Sunday, August 22, 2010

Call them Comic... What?

In one of his recent posts, Matt Blind outlines the problem the New York Times has trying to categorize Comic Books. They simply can’t distinguish the subtle differences between Graphic Books, Graphic Novels, Newspaper comic collections, Manga, and to a lesser extent, Children’s books. (Books with a few illustrations in them don’t suffer from this distinction)

He laid down the origin of the term, laying down how it could be possibly misunderstood, and how everybody who isn’t a devoted reader of said comics can misconstrue the terminology. In the end, the form is the same - it’s just how it’s named that’s constantly mangled.

I then posted the following comment, which I think is good enough to be repeated here:

With all the hyperbole attached to the usage of Graphic Novels, I wonder why no one’s ever tried to coin the phrase “Comic Paperback”. It fits the same dimensions that “Comic book” popularized, without having to contend for the same field. After all, most Manga trades could fall under the term “Comic Paperback” without losing their meaning.

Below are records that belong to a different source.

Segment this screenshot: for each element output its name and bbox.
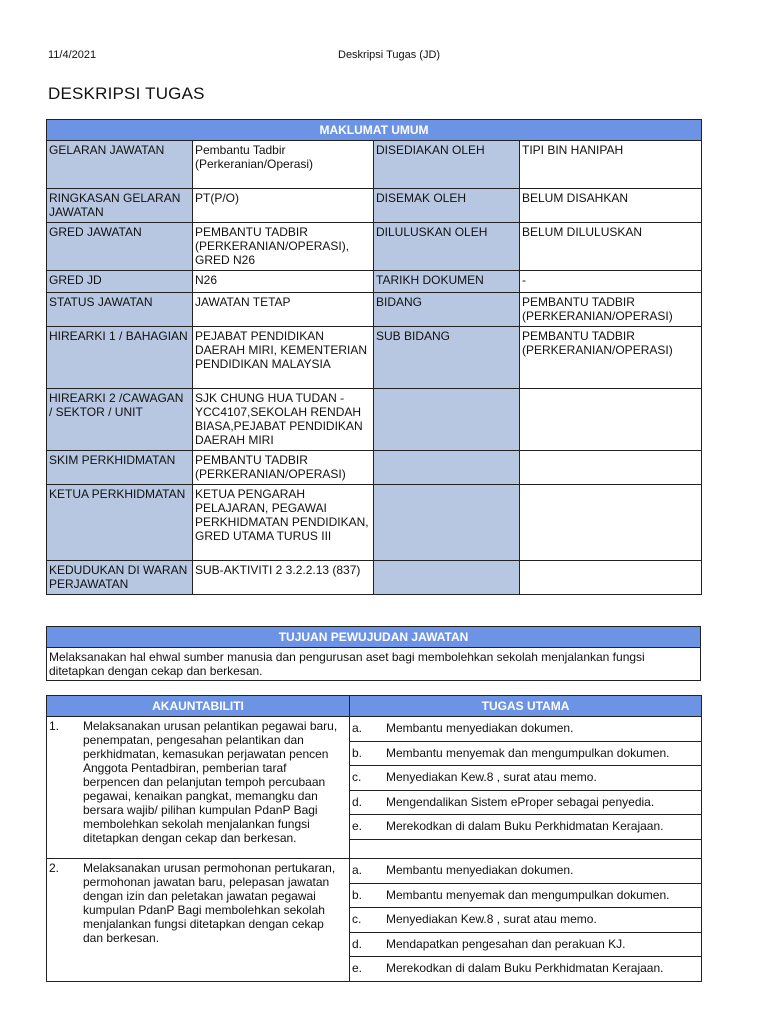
tujuan-text: Melaksanakan hal ehwal sumber manusia dan pengurusan aset bagi membolehkan sekolah menjalankan fungsi ditetapkan dengan cekap dan berkesan. bbox=[47, 648, 701, 681]
maklumat-umum-table bbox=[46, 119, 702, 595]
field-label: BIDANG bbox=[374, 293, 520, 327]
task-text: Merekodkan di dalam Buku Perkhidmatan Kerajaan. bbox=[386, 819, 664, 834]
maklumat-row bbox=[47, 271, 702, 293]
field-value: PEMBANTU TADBIR (PERKERANIAN/OPERASI) bbox=[520, 327, 702, 389]
field-value: PT(P/O) bbox=[193, 189, 374, 223]
akauntabiliti-cell bbox=[47, 717, 350, 859]
tujuan-heading: TUJUAN PEWUJUDAN JAWATAN bbox=[47, 627, 701, 648]
field-value: Pembantu Tadbir (Perkeranian/Operasi) bbox=[193, 141, 374, 189]
task-text: Merekodkan di dalam Buku Perkhidmatan Kerajaan. bbox=[386, 961, 664, 976]
field-value: KETUA PENGARAH PELAJARAN, PEGAWAI PERKHIDMATAN PENDIDIKAN, GRED UTAMA TURUS III bbox=[193, 485, 374, 561]
task-text: Membantu menyemak dan mengumpulkan dokumen. bbox=[386, 887, 670, 902]
maklumat-row bbox=[47, 141, 702, 189]
field-label: GRED JD bbox=[47, 271, 193, 293]
tugas-utama-cell bbox=[350, 717, 702, 859]
akauntabiliti-row bbox=[47, 858, 702, 981]
field-label bbox=[374, 451, 520, 485]
akauntabiliti-row bbox=[47, 717, 702, 859]
task-letter: e. bbox=[352, 961, 363, 976]
task-item bbox=[350, 908, 701, 933]
field-label: DISEDIAKAN OLEH bbox=[374, 141, 520, 189]
task-text: Membantu menyediakan dokumen. bbox=[386, 862, 574, 877]
field-value bbox=[520, 485, 702, 561]
task-text: Membantu menyemak dan mengumpulkan dokumen. bbox=[386, 745, 670, 760]
field-label: TARIKH DOKUMEN bbox=[374, 271, 520, 293]
task-letter: e. bbox=[352, 819, 363, 834]
field-label bbox=[374, 561, 520, 595]
maklumat-row bbox=[47, 389, 702, 451]
task-item bbox=[350, 815, 701, 840]
field-label bbox=[374, 389, 520, 451]
field-value: PEJABAT PENDIDIKAN DAERAH MIRI, KEMENTERIAN PENDIDIKAN MALAYSIA bbox=[193, 327, 374, 389]
akauntabiliti-table bbox=[46, 695, 702, 982]
akauntabiliti-text: Melaksanakan urusan permohonan pertukaran, permohonan jawatan baru, pelepasan jawatan dengan izin dan peletakan jawatan pegawai kumpulan PdanP Bagi membolehkan sekolah menjalankan fungsi ditetapkan dengan cekap dan berkesan. bbox=[83, 860, 336, 945]
field-label bbox=[374, 485, 520, 561]
tugas-utama-cell bbox=[350, 858, 702, 981]
field-label: DILULUSKAN OLEH bbox=[374, 223, 520, 271]
maklumat-row bbox=[47, 485, 702, 561]
tujuan-table bbox=[46, 626, 701, 681]
akauntabiliti-number: 2. bbox=[49, 860, 60, 875]
maklumat-row bbox=[47, 189, 702, 223]
task-letter: b. bbox=[352, 887, 363, 902]
field-value bbox=[520, 561, 702, 595]
task-letter: d. bbox=[352, 936, 363, 951]
task-item bbox=[350, 791, 701, 816]
field-value: BELUM DISAHKAN bbox=[520, 189, 702, 223]
maklumat-row bbox=[47, 327, 702, 389]
task-text: Menyediakan Kew.8 , surat atau memo. bbox=[386, 770, 597, 785]
field-value: - bbox=[520, 271, 702, 293]
task-text: Menyediakan Kew.8 , surat atau memo. bbox=[386, 912, 597, 927]
field-value bbox=[520, 389, 702, 451]
task-item bbox=[350, 859, 701, 884]
field-value bbox=[520, 451, 702, 485]
task-letter: a. bbox=[352, 721, 363, 735]
task-item bbox=[350, 742, 701, 767]
field-label: SKIM PERKHIDMATAN bbox=[47, 451, 193, 485]
task-letter: c. bbox=[352, 912, 362, 927]
task-letter: d. bbox=[352, 794, 363, 809]
page-title: DESKRIPSI TUGAS bbox=[48, 84, 205, 103]
task-item bbox=[350, 717, 701, 742]
maklumat-umum-heading: MAKLUMAT UMUM bbox=[47, 120, 702, 141]
field-label: SUB BIDANG bbox=[374, 327, 520, 389]
maklumat-row bbox=[47, 293, 702, 327]
task-text: Membantu menyediakan dokumen. bbox=[386, 721, 574, 735]
field-label: HIREARKI 2 /CAWAGAN / SEKTOR / UNIT bbox=[47, 389, 193, 451]
field-value: BELUM DILULUSKAN bbox=[520, 223, 702, 271]
field-value: JAWATAN TETAP bbox=[193, 293, 374, 327]
akauntabiliti-heading: AKAUNTABILITI bbox=[47, 696, 350, 717]
field-label: DISEMAK OLEH bbox=[374, 189, 520, 223]
field-label: KEDUDUKAN DI WARAN PERJAWATAN bbox=[47, 561, 193, 595]
field-value: PEMBANTU TADBIR (PERKERANIAN/OPERASI) bbox=[193, 451, 374, 485]
tugas-utama-heading: TUGAS UTAMA bbox=[350, 696, 702, 717]
task-item bbox=[350, 766, 701, 791]
field-value: SJK CHUNG HUA TUDAN - YCC4107,SEKOLAH RENDAH BIASA,PEJABAT PENDIDIKAN DAERAH MIRI bbox=[193, 389, 374, 451]
task-item bbox=[350, 933, 701, 958]
task-letter: c. bbox=[352, 770, 362, 785]
header-doc-title: Deskripsi Tugas (JD) bbox=[338, 49, 441, 61]
field-label: HIREARKI 1 / BAHAGIAN bbox=[47, 327, 193, 389]
field-value: PEMBANTU TADBIR (PERKERANIAN/OPERASI), GRED N26 bbox=[193, 223, 374, 271]
task-item bbox=[350, 884, 701, 909]
maklumat-row bbox=[47, 561, 702, 595]
task-letter: b. bbox=[352, 745, 363, 760]
field-label: KETUA PERKHIDMATAN bbox=[47, 485, 193, 561]
akauntabiliti-cell bbox=[47, 858, 350, 981]
field-label: STATUS JAWATAN bbox=[47, 293, 193, 327]
maklumat-row bbox=[47, 451, 702, 485]
field-value: PEMBANTU TADBIR (PERKERANIAN/OPERASI) bbox=[520, 293, 702, 327]
task-text: Mendapatkan pengesahan dan perakuan KJ. bbox=[386, 936, 626, 951]
field-value: N26 bbox=[193, 271, 374, 293]
field-value: TIPI BIN HANIPAH bbox=[520, 141, 702, 189]
field-label: GELARAN JAWATAN bbox=[47, 141, 193, 189]
maklumat-row bbox=[47, 223, 702, 271]
field-label: RINGKASAN GELARAN JAWATAN bbox=[47, 189, 193, 223]
task-text: Mengendalikan Sistem eProper sebagai penyedia. bbox=[386, 794, 655, 809]
field-value: SUB-AKTIVITI 2 3.2.2.13 (837) bbox=[193, 561, 374, 595]
task-item bbox=[350, 957, 701, 981]
header-date: 11/4/2021 bbox=[48, 49, 97, 61]
akauntabiliti-number: 1. bbox=[49, 719, 60, 733]
task-letter: a. bbox=[352, 862, 363, 877]
field-label: GRED JAWATAN bbox=[47, 223, 193, 271]
akauntabiliti-text: Melaksanakan urusan pelantikan pegawai baru, penempatan, pengesahan pelantikan dan perkhidmatan, kemasukan perjawatan pencen Anggota Pentadbiran, pemberian taraf berpencen dan pelanjutan tempoh percubaan pegawai, kenaikan pangkat, memangku dan bersara wajib/ pilihan kumpulan PdanP Bagi membolehkan sekolah menjalankan fungsi ditetapkan dengan cekap dan berkesan. bbox=[83, 719, 338, 845]
task-spacer bbox=[350, 840, 701, 858]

More serious books could be categorized under “Comic Hardcover”, though those would be more likely to be more expensive, not to mention larger. It’s also annoying that Marvel & DC keep trying to pentrate the bookstore market by releasing Hardcover versions of their trades, then only releasing the softcover long after the hype has passed. If they put out softcovers in tandem with their competitor’s works, there could be a common ground to work with, even if the subject material is different. As long as the form is similar enough, categorizing them under a new heading should be sufficient.

Of course, it may take awhile for the term “Comic Paperback” to catch on. Just look at how long it took for the clunky “Graphic Novel” nomier to grab hold. However, if more people start using it, it can become part of the languagescape, even as die-hards rally against it for demaning “their” work with inconsistent terminology (such as when comic books were commonly called pamphlets or floppies), but surely wiser heads shall prevail.

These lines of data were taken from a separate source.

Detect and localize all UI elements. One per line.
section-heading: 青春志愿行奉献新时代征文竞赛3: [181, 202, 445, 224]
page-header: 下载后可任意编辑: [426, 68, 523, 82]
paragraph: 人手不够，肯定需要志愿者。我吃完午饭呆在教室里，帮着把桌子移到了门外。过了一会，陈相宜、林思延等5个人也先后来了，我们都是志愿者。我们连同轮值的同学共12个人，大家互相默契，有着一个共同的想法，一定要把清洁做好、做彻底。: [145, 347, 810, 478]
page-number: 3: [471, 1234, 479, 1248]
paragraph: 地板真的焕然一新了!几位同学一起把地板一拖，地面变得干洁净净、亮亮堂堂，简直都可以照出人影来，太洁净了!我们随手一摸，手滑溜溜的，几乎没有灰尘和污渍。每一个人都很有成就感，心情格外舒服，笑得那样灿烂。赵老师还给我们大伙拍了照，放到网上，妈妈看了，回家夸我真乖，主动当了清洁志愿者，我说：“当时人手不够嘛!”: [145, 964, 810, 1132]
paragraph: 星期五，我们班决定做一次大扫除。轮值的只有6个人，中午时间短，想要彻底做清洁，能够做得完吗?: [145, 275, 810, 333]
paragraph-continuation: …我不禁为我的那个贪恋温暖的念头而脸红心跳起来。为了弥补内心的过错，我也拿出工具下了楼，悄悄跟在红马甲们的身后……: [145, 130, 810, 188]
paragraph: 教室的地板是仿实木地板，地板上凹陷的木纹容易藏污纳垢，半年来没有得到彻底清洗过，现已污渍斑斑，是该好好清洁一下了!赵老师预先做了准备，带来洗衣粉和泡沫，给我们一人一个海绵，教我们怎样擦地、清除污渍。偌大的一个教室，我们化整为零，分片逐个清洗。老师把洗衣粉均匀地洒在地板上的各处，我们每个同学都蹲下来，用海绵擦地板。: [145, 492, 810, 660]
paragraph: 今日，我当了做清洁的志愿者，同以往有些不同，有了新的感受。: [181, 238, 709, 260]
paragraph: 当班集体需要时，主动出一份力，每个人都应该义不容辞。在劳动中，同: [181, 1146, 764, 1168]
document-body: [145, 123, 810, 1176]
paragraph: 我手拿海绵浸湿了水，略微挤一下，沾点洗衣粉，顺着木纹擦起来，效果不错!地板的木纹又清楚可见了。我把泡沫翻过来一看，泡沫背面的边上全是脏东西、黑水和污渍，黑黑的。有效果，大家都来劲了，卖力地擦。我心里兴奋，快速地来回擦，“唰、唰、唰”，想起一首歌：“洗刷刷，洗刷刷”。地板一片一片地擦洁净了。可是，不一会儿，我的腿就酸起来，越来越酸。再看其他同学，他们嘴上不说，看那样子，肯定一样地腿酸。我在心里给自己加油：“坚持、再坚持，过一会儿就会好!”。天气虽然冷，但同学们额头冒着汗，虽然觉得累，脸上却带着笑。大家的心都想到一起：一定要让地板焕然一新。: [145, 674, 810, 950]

In addition to the above, there’s the counterargument that people might confuse “Comic Paperback” with Humour novels. But truthfully told, can you think of any “Comic Novels” that’s been released recently that would fit that category? Although there’s a humour section in the bookstore, other than Newspaper comics, they’re more likely to be filled with humourous ancedotes and jokes than tell a humourous narative for a sustained amount of time. With the possible exception of Douglas Adams, one goes out to create the Great American Novel without having it belong to a well-respected genre.

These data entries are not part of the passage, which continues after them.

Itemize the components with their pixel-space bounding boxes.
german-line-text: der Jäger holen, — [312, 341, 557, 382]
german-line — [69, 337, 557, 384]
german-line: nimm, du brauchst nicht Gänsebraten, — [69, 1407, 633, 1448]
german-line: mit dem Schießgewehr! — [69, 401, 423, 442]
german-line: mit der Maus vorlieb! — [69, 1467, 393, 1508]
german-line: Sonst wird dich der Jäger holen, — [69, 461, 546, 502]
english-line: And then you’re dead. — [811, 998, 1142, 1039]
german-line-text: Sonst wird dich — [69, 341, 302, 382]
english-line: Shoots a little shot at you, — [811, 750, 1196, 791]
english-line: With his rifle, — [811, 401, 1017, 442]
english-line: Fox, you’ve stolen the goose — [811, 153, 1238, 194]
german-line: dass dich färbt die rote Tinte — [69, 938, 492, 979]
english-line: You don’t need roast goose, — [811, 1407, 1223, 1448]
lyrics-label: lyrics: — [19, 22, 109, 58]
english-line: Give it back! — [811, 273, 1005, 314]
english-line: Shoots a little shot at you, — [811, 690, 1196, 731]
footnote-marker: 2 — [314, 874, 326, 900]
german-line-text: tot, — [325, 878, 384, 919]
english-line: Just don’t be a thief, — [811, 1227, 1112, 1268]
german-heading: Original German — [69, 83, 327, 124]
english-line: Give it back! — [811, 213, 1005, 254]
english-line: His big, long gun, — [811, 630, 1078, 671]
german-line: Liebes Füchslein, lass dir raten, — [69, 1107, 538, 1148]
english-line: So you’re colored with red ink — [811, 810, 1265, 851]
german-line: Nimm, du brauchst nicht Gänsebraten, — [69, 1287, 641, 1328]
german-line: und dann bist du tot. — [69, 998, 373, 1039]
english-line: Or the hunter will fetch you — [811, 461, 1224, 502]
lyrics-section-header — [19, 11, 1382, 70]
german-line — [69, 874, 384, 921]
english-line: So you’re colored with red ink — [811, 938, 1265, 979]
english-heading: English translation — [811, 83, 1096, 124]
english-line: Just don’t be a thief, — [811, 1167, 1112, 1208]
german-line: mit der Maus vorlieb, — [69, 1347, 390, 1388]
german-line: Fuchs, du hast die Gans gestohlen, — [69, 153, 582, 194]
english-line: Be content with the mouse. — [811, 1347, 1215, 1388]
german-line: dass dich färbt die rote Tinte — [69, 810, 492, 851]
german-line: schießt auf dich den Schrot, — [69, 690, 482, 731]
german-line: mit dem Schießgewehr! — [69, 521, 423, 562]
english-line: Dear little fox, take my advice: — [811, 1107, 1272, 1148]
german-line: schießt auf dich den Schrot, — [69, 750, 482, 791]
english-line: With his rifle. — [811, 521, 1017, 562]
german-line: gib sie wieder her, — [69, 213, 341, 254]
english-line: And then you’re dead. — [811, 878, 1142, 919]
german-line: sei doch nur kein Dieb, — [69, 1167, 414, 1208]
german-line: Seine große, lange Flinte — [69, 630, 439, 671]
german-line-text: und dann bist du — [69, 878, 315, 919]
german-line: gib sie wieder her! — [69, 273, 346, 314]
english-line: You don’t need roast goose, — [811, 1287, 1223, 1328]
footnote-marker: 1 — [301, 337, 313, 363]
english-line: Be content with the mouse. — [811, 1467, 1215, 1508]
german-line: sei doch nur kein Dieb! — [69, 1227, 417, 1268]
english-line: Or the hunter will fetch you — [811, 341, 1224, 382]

Fantasy, Science Fiction, Mystery, Pulp, Crime, Romance, Horror, War, Suspense, Drama, Autobiography. All of these genres have been respectable and looked down at one point. The more creative writers will find a way to combine two or more of these into their stories. But there’s never just a singular Humour book. If there’s nothing in it but jokes without a point, it defeats the purpose of writing a humour novel in the first place. If you’re just going to tell funny stories without a purpose (other than having fun), you won’t be respected in the publishing world. More than anything, humour is light poking at truth in a way that makes sense. No one is going to confuse a humour book with a 100 joke book.

I vote to make it a task to put the term “Comic Paperback” into the general populace. I’ll repeat the terminology as often as chance allows in the hope of it catching on. Is there anybody else who thinks the same?